Легковая машина, прыгая на ухабах, помчала Крутова в штаб армии. Утомленный, невыспавшийся, он сразу закрыл глаза и откинулся на сиденье. Одолевала дремота. Явь и сон путались в голове. Ворвалась беспокойная мысль: «Как держать себя с начальством? Не кто-нибудь — командующий!.. Вдруг он ждет чего-то такого, о чем я даже не подозреваю? Дыбачевский — командир дивизии — и то: «Смотри у меня!..» А тут генерал-лейтенант, — может быть, завтрашний командующий фронтом. Да и переодеться не успел — так и отправился в халате с мочалками, да и тот весь в дырах... Полазить неделю по трущобам, где каждый сучок просит клочок, — не шутка!»
Крутов по-настоящему разволновался, когда стал подниматься на крыльцо за адъютантам командующего. Как на грех оступился, и размокший сапог ощерился. Адьютант открыл дверь и пригласил: «Сюда!»
Шагнув за порог, Крутов лихо бросил руку к пилотке и — хоть поприветствовать по-человечески — прищелкнул каблуками:
— Старший лейтенант Крутов!
Однако ему сегодня не везло. Четкого щелчка не получилось: сапоги хлюпнулись, как лягушка в болото.
Березин, сидя за столом, разглядывал его с нескрываемым любопытством.
«Ну, сейчас скомандует «кругом марш», чтобы не появлялся в таком виде, — с тоской подумал Крутов, чувствуя, как жар из груди перекинулся в лицо, загорелись уши. — Смотрит. Ну что ж, пожалуйста...»

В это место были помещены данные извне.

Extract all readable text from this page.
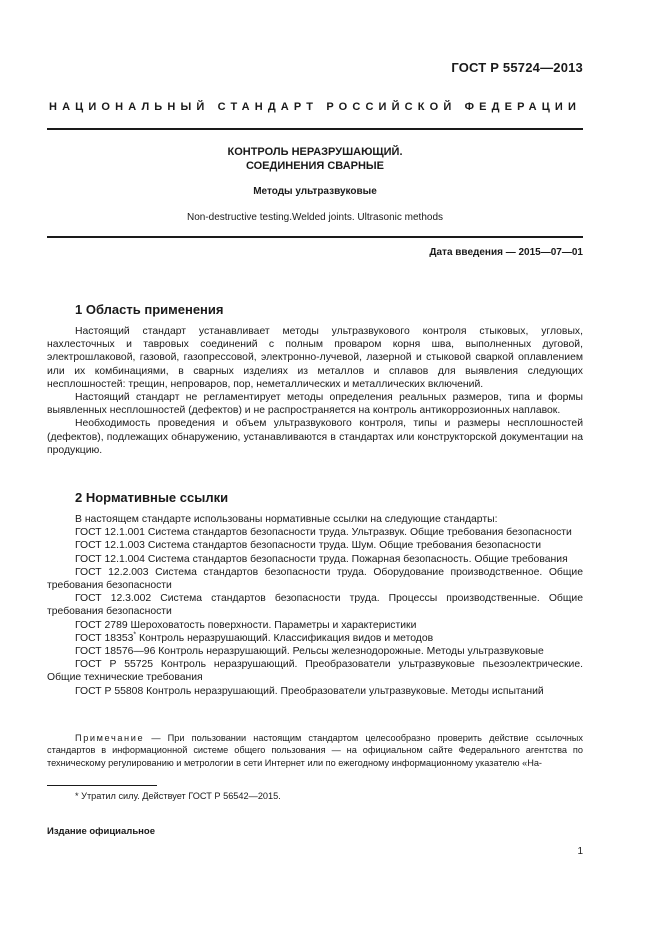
ГОСТ Р 55724—2013
НАЦИОНАЛЬНЫЙ СТАНДАРТ РОССИЙСКОЙ ФЕДЕРАЦИИ
КОНТРОЛЬ НЕРАЗРУШАЮЩИЙ.
СОЕДИНЕНИЯ СВАРНЫЕ
Методы ультразвуковые
Non-destructive testing.Welded joints. Ultrasonic methods
Дата введения — 2015—07—01
1 Область применения

Настоящий стандарт устанавливает методы ультразвукового контроля стыковых, угловых, нахлесточных и тавровых соединений с полным проваром корня шва, выполненных дуговой, электрошлаковой, газовой, газопрессовой, электронно-лучевой, лазерной и стыковой сваркой оплавлением или их комбинациями, в сварных изделиях из металлов и сплавов для выявления следующих несплошностей: трещин, непроваров, пор, неметаллических и металлических включений.

Настоящий стандарт не регламентирует методы определения реальных размеров, типа и формы выявленных несплошностей (дефектов) и не распространяется на контроль антикоррозионных наплавок.

Необходимость проведения и объем ультразвукового контроля, типы и размеры несплошностей (дефектов), подлежащих обнаружению, устанавливаются в стандартах или конструкторской документации на продукцию.

2 Нормативные ссылки

В настоящем стандарте использованы нормативные ссылки на следующие стандарты:

ГОСТ 12.1.001 Система стандартов безопасности труда. Ультразвук. Общие требования безопасности

ГОСТ 12.1.003 Система стандартов безопасности труда. Шум. Общие требования безопасности

ГОСТ 12.1.004 Система стандартов безопасности труда. Пожарная безопасность. Общие требования

ГОСТ 12.2.003 Система стандартов безопасности труда. Оборудование производственное. Общие требования безопасности

ГОСТ 12.3.002 Система стандартов безопасности труда. Процессы производственные. Общие требования безопасности

ГОСТ 2789 Шероховатость поверхности. Параметры и характеристики

ГОСТ 18353* Контроль неразрушающий. Классификация видов и методов

ГОСТ 18576—96 Контроль неразрушающий. Рельсы железнодорожные. Методы ультразвуковые

ГОСТ Р 55725 Контроль неразрушающий. Преобразователи ультразвуковые пьезоэлектрические. Общие технические требования

ГОСТ Р 55808 Контроль неразрушающий. Преобразователи ультразвуковые. Методы испытаний

Примечание — При пользовании настоящим стандартом целесообразно проверить действие ссылочных стандартов в информационной системе общего пользования — на официальном сайте Федерального агентства по техническому регулированию и метрологии в сети Интернет или по ежегодному информационному указателю «На-
* Утратил силу. Действует ГОСТ Р 56542—2015.
Издание официальное
1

В юности Крутов был высоким и нескладным парнем, но за время службы в армии возмужал, плечи стали пошире. Черный чуб, как ни зачесывай, всегда непокорно сползал на лоб. Несмотря на возраст — двадцать пятый на исходе, — не было в лице выражения воли, суровости; чаще оно бывало задумчивым, добрым. Многих война ожесточила, ломала, но он оказался из прочного материала, живучим, как тальник под ветром — гнулся до земли, но всегда выпрямлялся. Как был, так и оставался человеком мягкосердечным, податливым на ласковое слово.
Березин смотрел, оценивал по-своему: флегматичный, нахрапистости мало, по глазам — не глуп...
— Вернулись благополучно?
— Так точно, товарищ генерал!
— Подходите, присаживайтесь!
У Крутова немного отлегло от сердца. К тому же Березин уткнулся в какую-то бумажку. Воспользовавшись этим, Крутов в свою очередь тоже стал рассматривать генерала. Успел заметить, что у него внимательные строгие глаза и лицо суровое, властное.
Не успел Крутов решить, хорошо это или плохо, а глаза схватили другую деталь: побрит, свеж, китель просторный, с полевыми погонами и подворотничок — белым шнурочком. «Порядок любит. Хорошо!.. Интересно, сам пришивает или нет? Едва ли, самому не успеть!»